I excused myself to Miriam Farnswood and crossed the room to meet Abby. She said, “Natalie sent me to tell you—”
“Oh dear,” I sighed, before she could finish. A guilty look at the clock confirmed my suspicion. “It has gotten late, hasn’t it?”
Abby was kind enough not to belabor the point. The truth was, I did not want to show my guests to the door. This was to be our last gathering before I left—or rather I should say my last gathering, since Natalie would continue to host them in my absence. As much as the upcoming voyage excited me, I would miss these evenings, where I could expand my mind and test its strengths against people whose intelligence dwarfed mine. Thanks to them, my understanding of the world had grown far beyond its early, naive beginnings. And I, for my part, had done what I could to share my knowledge in return, especially with those individuals, male or female, whose opportunities had not been as great as mine.
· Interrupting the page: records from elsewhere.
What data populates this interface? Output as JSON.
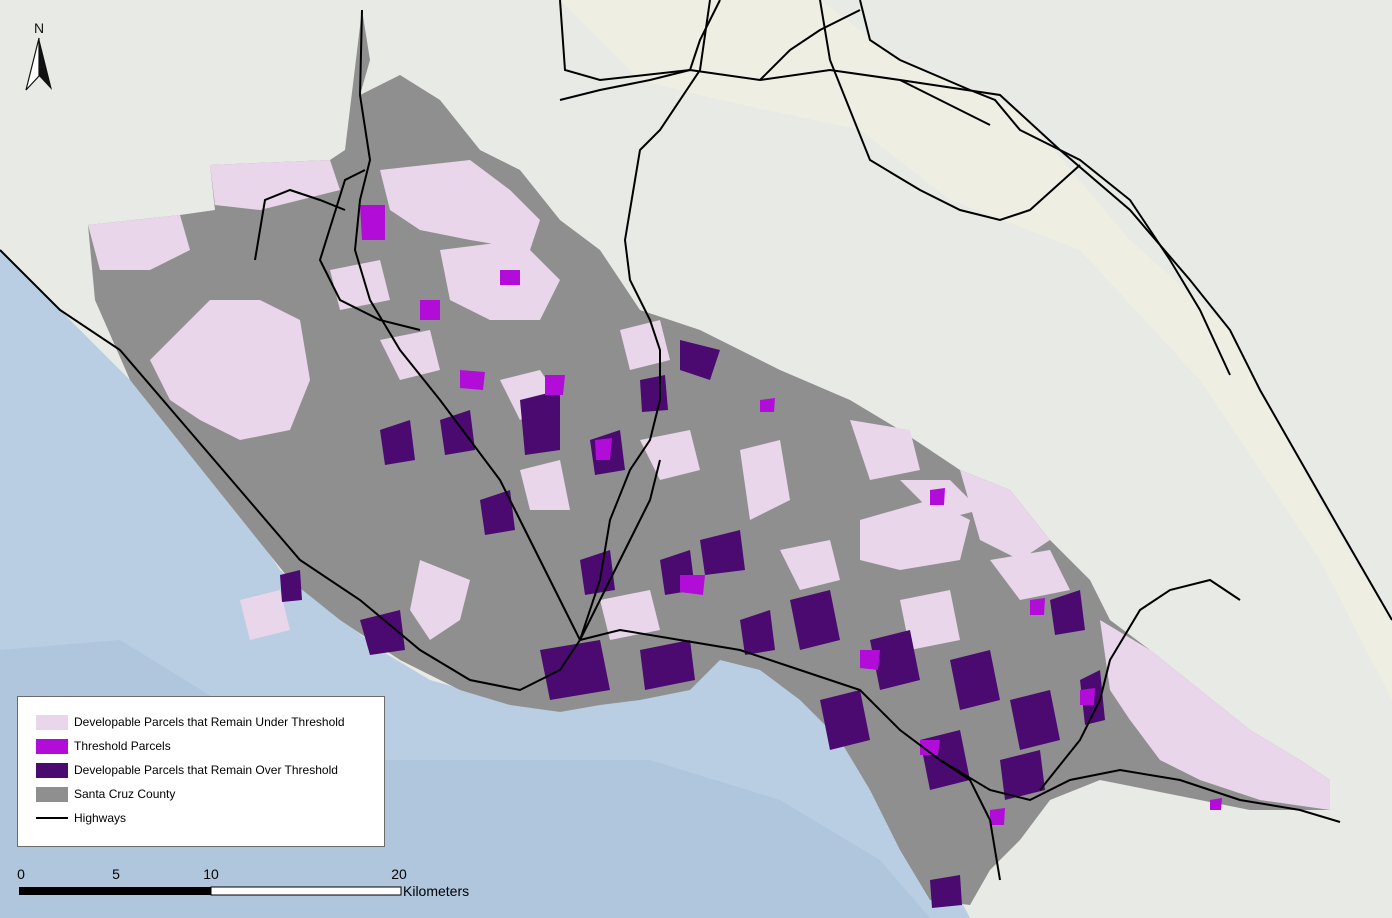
{
  "map": {
    "north_label": "N",
    "legend": {
      "items": [
        {
          "label": "Developable Parcels that Remain Under Threshold",
          "color": "#ead6ea",
          "kind": "fill"
        },
        {
          "label": "Threshold Parcels",
          "color": "#b20cd8",
          "kind": "fill"
        },
        {
          "label": "Developable Parcels that Remain Over Threshold",
          "color": "#4a0a70",
          "kind": "fill"
        },
        {
          "label": "Santa Cruz County",
          "color": "#8f8f8f",
          "kind": "fill"
        },
        {
          "label": "Highways",
          "color": "#000000",
          "kind": "line"
        }
      ]
    },
    "scale": {
      "ticks": [
        "0",
        "5",
        "10",
        "20"
      ],
      "units": "Kilometers"
    },
    "colors": {
      "ocean": "#b7cde2",
      "land": "#e6e9e4",
      "county": "#8f8f8f",
      "under": "#ead6ea",
      "threshold": "#b20cd8",
      "over": "#4a0a70",
      "highway": "#000000"
    }
  }
}
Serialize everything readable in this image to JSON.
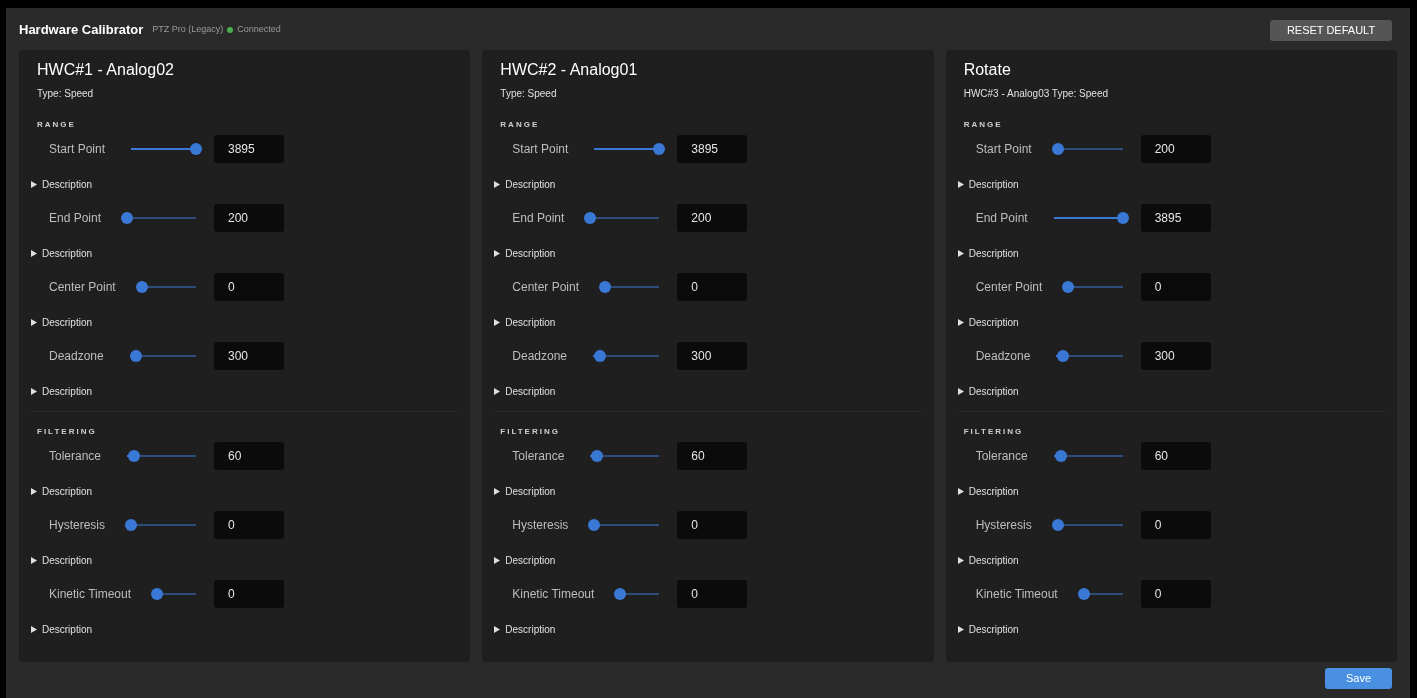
{
  "header": {
    "title": "Hardware Calibrator",
    "device": "PTZ Pro (Legacy)",
    "status": {
      "text": "Connected",
      "color": "#4caf50"
    }
  },
  "reset_button": "RESET DEFAULT",
  "panels": [
    {
      "title": "HWC#1 - Analog02",
      "subtitle": "Type: Speed",
      "sections": [
        {
          "heading": "RANGE",
          "params": [
            {
              "label": "Start Point",
              "value": "3895",
              "level": 1,
              "description": {
                "label": "Description",
                "expanded": false
              }
            },
            {
              "label": "End Point",
              "value": "200",
              "level": 0,
              "description": {
                "label": "Description",
                "expanded": false
              }
            },
            {
              "label": "Center Point",
              "value": "0",
              "level": 0,
              "description": {
                "label": "Description",
                "expanded": false
              }
            },
            {
              "label": "Deadzone",
              "value": "300",
              "level": 0.1,
              "description": {
                "label": "Description",
                "expanded": false
              }
            }
          ]
        },
        {
          "heading": "FILTERING",
          "params": [
            {
              "label": "Tolerance",
              "value": "60",
              "level": 0.1,
              "description": {
                "label": "Description",
                "expanded": false
              }
            },
            {
              "label": "Hysteresis",
              "value": "0",
              "level": 0,
              "description": {
                "label": "Description",
                "expanded": false
              }
            },
            {
              "label": "Kinetic Timeout",
              "value": "0",
              "level": 0,
              "description": {
                "label": "Description",
                "expanded": false
              }
            }
          ]
        }
      ]
    },
    {
      "title": "HWC#2 - Analog01",
      "subtitle": "Type: Speed",
      "sections": [
        {
          "heading": "RANGE",
          "params": [
            {
              "label": "Start Point",
              "value": "3895",
              "level": 1,
              "description": {
                "label": "Description",
                "expanded": false
              }
            },
            {
              "label": "End Point",
              "value": "200",
              "level": 0,
              "description": {
                "label": "Description",
                "expanded": false
              }
            },
            {
              "label": "Center Point",
              "value": "0",
              "level": 0,
              "description": {
                "label": "Description",
                "expanded": false
              }
            },
            {
              "label": "Deadzone",
              "value": "300",
              "level": 0.1,
              "description": {
                "label": "Description",
                "expanded": false
              }
            }
          ]
        },
        {
          "heading": "FILTERING",
          "params": [
            {
              "label": "Tolerance",
              "value": "60",
              "level": 0.1,
              "description": {
                "label": "Description",
                "expanded": false
              }
            },
            {
              "label": "Hysteresis",
              "value": "0",
              "level": 0,
              "description": {
                "label": "Description",
                "expanded": false
              }
            },
            {
              "label": "Kinetic Timeout",
              "value": "0",
              "level": 0,
              "description": {
                "label": "Description",
                "expanded": false
              }
            }
          ]
        }
      ]
    },
    {
      "title": "Rotate",
      "subtitle": "HWC#3 - Analog03 Type: Speed",
      "sections": [
        {
          "heading": "RANGE",
          "params": [
            {
              "label": "Start Point",
              "value": "200",
              "level": 0,
              "description": {
                "label": "Description",
                "expanded": false
              }
            },
            {
              "label": "End Point",
              "value": "3895",
              "level": 1,
              "description": {
                "label": "Description",
                "expanded": false
              }
            },
            {
              "label": "Center Point",
              "value": "0",
              "level": 0,
              "description": {
                "label": "Description",
                "expanded": false
              }
            },
            {
              "label": "Deadzone",
              "value": "300",
              "level": 0.1,
              "description": {
                "label": "Description",
                "expanded": false
              }
            }
          ]
        },
        {
          "heading": "FILTERING",
          "params": [
            {
              "label": "Tolerance",
              "value": "60",
              "level": 0.1,
              "description": {
                "label": "Description",
                "expanded": false
              }
            },
            {
              "label": "Hysteresis",
              "value": "0",
              "level": 0,
              "description": {
                "label": "Description",
                "expanded": false
              }
            },
            {
              "label": "Kinetic Timeout",
              "value": "0",
              "level": 0,
              "description": {
                "label": "Description",
                "expanded": false
              }
            }
          ]
        }
      ]
    }
  ],
  "save_button": "Save"
}
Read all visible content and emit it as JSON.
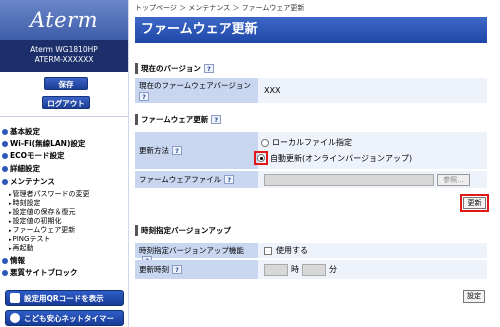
{
  "sidebar": {
    "logo": "Aterm",
    "model_line1": "Aterm WG1810HP",
    "model_line2": "ATERM-XXXXXX",
    "save_label": "保存",
    "logout_label": "ログアウト",
    "nav": [
      {
        "label": "基本設定"
      },
      {
        "label": "Wi-Fi(無線LAN)設定"
      },
      {
        "label": "ECOモード設定"
      },
      {
        "label": "詳細設定"
      },
      {
        "label": "メンテナンス"
      }
    ],
    "maintenance_items": [
      "管理者パスワードの変更",
      "時刻設定",
      "設定値の保存＆復元",
      "設定値の初期化",
      "ファームウェア更新",
      "PINGテスト",
      "再起動"
    ],
    "info_label": "情報",
    "block_label": "悪質サイトブロック",
    "qr_button": "設定用QRコードを表示",
    "kids_button": "こども安心ネットタイマー"
  },
  "main": {
    "breadcrumb": "トップページ ＞ メンテナンス ＞ ファームウェア更新",
    "title": "ファームウェア更新",
    "current_version": {
      "section_title": "現在のバージョン",
      "label": "現在のファームウェアバージョン",
      "value": "XXX"
    },
    "update": {
      "section_title": "ファームウェア更新",
      "method_label": "更新方法",
      "option_local": "ローカルファイル指定",
      "option_auto": "自動更新(オンラインバージョンアップ)",
      "selected": "auto",
      "file_label": "ファームウェアファイル",
      "browse_label": "参照...",
      "update_button": "更新"
    },
    "scheduled": {
      "section_title": "時刻指定バージョンアップ",
      "feature_label": "時刻指定バージョンアップ機能",
      "use_label": "使用する",
      "time_label": "更新時刻",
      "hour_unit": "時",
      "minute_unit": "分",
      "set_button": "設定"
    },
    "help_glyph": "?"
  }
}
I write in the past tense now; I caught myself thinking in the past tense then, and shook myself. I was going on a voyage, not relocating to the other side of the world forever. What had started in my sitting room was not ending tonight. My part in it was merely pausing.
They went without a fuss, though with a great many good wishes for safe travels and great discoveries. The farewells took more than a half hour in all. The last to depart was Tom Wilker, who had no need to say farewell; we would be going on the voyage together, for I could not imagine trying to conduct research without his assistance.